Consistenti le novità didattiche definite e auspicate. Nel biennio di letteratura è consigliato l’approfondimento dei poemi classici della civiltà europea (Odissea ed Eneide) e, superando certe proteste pregiudiziali, «di alcune pagine della Bibbia, “grande codice” di ispirazione delle letterature». Detto del mantenimento dei Promessi sposi, la maggiore apertura agli autori contemporanei non sostituisce il canone, ma si aggiunge a esso. Nei primi due anni è raccomandata la lettura integrale di almeno sei autori contemporanei, italiani o stranieri. In filosofia si suggerisce un insegnamento comparato e, nell’ambito dell’educazione alla cittadinanza, l’approfondimento dei principi che hanno ispirato la Costituzione. Insieme alla letteratura e alla filosofia, anche la storia e la storia dell’arte si concentreranno sul recupero dell’identità occidentale. Ma lo studente, sottolinea il testo del ministro, «dovrà altresì essere in grado di riconoscere le caratteristiche delle civiltà più significative collocandone i percorsi storici entro un quadro comparativo di lungo periodo». La matematica, non più proposta come tecnica ma come percorso di crescita all’interno del quale anche l’errore sarà «un’opportunità di apprendimento e di confronto», è sottoposta a profonda revisione. In particolare, insegnando concetti e linguaggi che sono alla base dell’Intelligenza artificiale, al quinto anno se ne favorisce un uso consapevole per sviluppare una comprensione critica e responsabile del funzionamento di questi sistemi per imparare a «valutarne l’affidabilità e le implicazioni». Lo stesso uso vigile dell’IA è suggerito per gli ultimi anni di latino e greco, materie nelle quali la traduzione automatica, di cui si registra l’enorme espansione, non deve sostituire le strategie di problem solving.

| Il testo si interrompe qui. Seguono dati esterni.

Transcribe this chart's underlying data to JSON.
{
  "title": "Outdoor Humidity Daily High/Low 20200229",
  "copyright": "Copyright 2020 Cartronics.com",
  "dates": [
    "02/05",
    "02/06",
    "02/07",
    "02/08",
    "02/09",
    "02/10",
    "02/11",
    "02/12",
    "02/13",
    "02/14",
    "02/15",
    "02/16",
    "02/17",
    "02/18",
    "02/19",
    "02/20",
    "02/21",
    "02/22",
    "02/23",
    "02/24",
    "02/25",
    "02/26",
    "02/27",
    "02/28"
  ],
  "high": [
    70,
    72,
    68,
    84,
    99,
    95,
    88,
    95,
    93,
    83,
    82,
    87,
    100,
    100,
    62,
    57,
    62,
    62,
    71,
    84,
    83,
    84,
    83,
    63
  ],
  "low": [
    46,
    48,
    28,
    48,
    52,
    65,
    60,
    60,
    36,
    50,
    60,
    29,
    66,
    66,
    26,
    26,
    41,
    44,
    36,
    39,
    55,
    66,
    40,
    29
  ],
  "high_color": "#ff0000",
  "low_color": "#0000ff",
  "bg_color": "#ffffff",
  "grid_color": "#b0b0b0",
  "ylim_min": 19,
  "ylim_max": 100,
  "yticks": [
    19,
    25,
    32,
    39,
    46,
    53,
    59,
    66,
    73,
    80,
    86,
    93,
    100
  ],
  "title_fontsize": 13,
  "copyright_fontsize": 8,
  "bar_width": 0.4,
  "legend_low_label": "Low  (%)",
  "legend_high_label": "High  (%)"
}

La riforma del liceo punta a formare studenti che sappiano da dove vengono e dove vanno. Che siano, perciò più occidentali, usino l’intelligenza artificiale con giudizio e leggano con disinvoltura i testi della letteratura italiana ed europea. E i docenti? Non basta che si aggiornino, devono studiare anche loro, auspica Valditara. Giusto. Magari, sia detto sommessamente, facendo in modo che possano ritrovare l’orgoglio di una professione fondamentale ma, in realtà, fortemente mortificata.